Estimated reading time: 4 minutes
Many organisations await the revised Equality and Human Rights Commission Code of Practice for Services, Public functions and Associations for guidance on how to approach single sex facilities in light of the ruling in For Women Scotland v The Scottish Ministers. In the meantime, the recent Employment Tribunal case, Hutchinson v County Durham and Darlington NHS Foundation Trust, gives employers some useful insights as to the competing legal risks arising in this area.
County Durham and Darlington NHS Foundation Trust (the “Trust”) required staff to change in and out of their uniforms on Trust premises, and the Trust provided male and female changing rooms for this purpose.
In the Trust’s “Transition in the Workplace” (TIW) policy it confirmed that transgender staff were permitted to use changing rooms corresponding with their affirmed gender, rather than their biological sex.

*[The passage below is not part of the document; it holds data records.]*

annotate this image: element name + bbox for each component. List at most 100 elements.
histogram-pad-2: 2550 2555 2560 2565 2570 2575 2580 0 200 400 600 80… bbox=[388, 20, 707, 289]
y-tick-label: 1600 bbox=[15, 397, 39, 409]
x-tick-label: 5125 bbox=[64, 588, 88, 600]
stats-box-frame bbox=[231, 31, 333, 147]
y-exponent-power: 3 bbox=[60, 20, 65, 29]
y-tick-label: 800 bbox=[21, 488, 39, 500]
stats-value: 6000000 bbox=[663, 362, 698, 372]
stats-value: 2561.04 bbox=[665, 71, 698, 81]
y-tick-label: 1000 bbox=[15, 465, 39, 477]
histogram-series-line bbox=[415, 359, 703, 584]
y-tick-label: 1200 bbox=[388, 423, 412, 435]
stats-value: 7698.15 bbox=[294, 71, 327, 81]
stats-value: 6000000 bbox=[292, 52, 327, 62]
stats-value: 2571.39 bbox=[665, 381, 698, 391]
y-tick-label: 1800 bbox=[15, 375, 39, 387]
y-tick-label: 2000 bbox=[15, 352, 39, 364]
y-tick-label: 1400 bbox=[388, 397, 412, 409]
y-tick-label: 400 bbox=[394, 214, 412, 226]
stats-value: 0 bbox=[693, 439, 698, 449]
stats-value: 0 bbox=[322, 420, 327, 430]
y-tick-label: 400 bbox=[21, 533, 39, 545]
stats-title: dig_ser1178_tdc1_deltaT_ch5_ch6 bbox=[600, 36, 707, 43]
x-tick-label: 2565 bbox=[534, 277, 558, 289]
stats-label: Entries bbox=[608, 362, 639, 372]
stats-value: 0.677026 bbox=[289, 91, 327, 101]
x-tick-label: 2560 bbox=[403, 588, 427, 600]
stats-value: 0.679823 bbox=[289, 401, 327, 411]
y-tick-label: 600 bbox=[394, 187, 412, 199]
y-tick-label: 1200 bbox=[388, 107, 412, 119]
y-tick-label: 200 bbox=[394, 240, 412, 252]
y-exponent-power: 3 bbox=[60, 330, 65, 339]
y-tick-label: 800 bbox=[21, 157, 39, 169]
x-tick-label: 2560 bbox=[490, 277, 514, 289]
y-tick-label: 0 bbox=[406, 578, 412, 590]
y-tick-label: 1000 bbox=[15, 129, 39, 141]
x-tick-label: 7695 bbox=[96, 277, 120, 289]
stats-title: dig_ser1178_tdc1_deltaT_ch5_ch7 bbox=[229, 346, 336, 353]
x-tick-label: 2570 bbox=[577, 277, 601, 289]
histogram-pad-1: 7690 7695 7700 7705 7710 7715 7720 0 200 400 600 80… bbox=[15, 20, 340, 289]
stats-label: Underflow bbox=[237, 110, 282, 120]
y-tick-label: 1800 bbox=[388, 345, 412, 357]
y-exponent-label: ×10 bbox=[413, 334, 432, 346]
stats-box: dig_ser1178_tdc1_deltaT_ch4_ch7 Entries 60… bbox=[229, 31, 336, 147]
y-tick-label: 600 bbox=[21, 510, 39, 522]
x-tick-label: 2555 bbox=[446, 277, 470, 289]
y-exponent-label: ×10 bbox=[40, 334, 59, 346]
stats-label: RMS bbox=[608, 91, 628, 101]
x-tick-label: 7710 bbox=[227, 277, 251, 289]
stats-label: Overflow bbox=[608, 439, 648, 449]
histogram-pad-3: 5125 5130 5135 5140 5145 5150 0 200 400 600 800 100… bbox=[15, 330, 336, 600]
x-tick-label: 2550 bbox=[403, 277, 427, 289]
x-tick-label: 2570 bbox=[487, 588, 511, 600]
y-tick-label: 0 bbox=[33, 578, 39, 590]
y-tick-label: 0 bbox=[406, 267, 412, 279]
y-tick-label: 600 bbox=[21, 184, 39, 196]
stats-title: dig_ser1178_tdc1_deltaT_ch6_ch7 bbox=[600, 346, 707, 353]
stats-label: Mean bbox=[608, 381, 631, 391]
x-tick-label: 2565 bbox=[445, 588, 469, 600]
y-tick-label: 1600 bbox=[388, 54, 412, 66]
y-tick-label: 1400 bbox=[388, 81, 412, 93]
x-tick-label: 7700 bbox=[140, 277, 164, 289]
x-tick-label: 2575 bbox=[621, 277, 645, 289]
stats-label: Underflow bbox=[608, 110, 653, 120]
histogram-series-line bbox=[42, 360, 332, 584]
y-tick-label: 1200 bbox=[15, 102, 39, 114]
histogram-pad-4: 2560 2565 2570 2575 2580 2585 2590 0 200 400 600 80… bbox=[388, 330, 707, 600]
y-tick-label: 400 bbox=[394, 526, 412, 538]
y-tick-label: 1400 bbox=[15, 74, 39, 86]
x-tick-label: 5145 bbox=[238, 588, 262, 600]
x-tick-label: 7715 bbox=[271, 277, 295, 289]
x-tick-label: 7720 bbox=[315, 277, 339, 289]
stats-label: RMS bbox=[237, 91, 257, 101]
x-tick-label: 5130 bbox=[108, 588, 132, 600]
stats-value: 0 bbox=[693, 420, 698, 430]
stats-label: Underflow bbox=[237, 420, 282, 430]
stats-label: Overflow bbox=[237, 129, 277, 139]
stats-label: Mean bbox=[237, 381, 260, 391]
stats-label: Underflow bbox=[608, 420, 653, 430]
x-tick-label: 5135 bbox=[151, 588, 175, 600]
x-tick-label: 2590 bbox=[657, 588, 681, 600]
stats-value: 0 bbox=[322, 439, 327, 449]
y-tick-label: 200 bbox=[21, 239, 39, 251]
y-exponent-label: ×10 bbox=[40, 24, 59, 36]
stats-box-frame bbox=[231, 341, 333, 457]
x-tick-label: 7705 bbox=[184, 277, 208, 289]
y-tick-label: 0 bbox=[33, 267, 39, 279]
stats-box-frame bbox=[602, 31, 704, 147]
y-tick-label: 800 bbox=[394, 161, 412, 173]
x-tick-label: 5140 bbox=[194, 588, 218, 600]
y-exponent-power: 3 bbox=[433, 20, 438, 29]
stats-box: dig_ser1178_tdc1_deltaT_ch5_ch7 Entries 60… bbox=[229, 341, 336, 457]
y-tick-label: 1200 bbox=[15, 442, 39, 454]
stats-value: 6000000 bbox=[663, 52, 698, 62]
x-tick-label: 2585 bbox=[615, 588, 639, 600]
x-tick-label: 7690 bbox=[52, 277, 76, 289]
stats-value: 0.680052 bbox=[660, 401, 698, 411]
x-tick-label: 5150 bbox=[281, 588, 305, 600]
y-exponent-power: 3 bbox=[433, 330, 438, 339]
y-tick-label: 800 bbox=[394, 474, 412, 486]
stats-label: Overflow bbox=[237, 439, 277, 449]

The TIW policy also stated that employees who did not wish to share the gender specific changing facilities should use “alternative facilities”. However, at these particular Trust premises, there were no such alternative facilities.
A group of female nurses raised multiple complaints when a transgender woman, (R), was permitted to use the female changing room.
The harassment claim was upheld. At the heart of the Tribunal’s findings was that the Claimants were put in a position where they were forced to share a changing room with a trans woman. This practice caused the Claimants distress and discomfort (albeit unintentionally) and the Tribunal found that it was reasonable for the practice to have had this effect – taking into account that the Claimants’ complaints about it went nowhere and they were instead instructed to broaden their mindset.
The indirect discrimination claim was upheld, on the basis that while the TIW policy applied equally to both men and women, women were statistically more likely to have experienced sex-based harassment and violence and therefore more likely to experience feelings of fear when required to change their clothes in front of the opposite biological sex. The Trust could not show that the TIW was objectively justified – it argued a legitimate aim of “sensitive balancing of competing rights” but could not show that R had a right to change in that changing room. Also, it had not appeared to act sensitively, and nor had it seemed to consider alternative solutions such as introducing lockable cubicles in the changing room (there were only toilet cubicles and shower cubicles behind curtains).
The victimisation claim was not upheld.
A policy like the TIW policy (where trans men or women use the toilets or changing rooms of their assigned gender) carries the risk of harassment and discrimination claims, particularly where individuals are likely to feel that their privacy is at risk. Equally, excluding trans employees from single-sex facilities designated for their affirmed gender could carry the risk of harassment based on gender reassignment.
Employers can mitigate these risks by providing gender-neutral lockable rooms and/or consulting with employees on what works for them and trying to find a compromise where possible. In this case, the Trust did not appear to engage constructively with the Claimants’ concerns and appeared dismissive of them. It also did not consult with R on whether there was an alternative that she would have been happy with. Had it focused on attempts to balance the Claimants’ concerns with R’s, then the outcome might have been very different.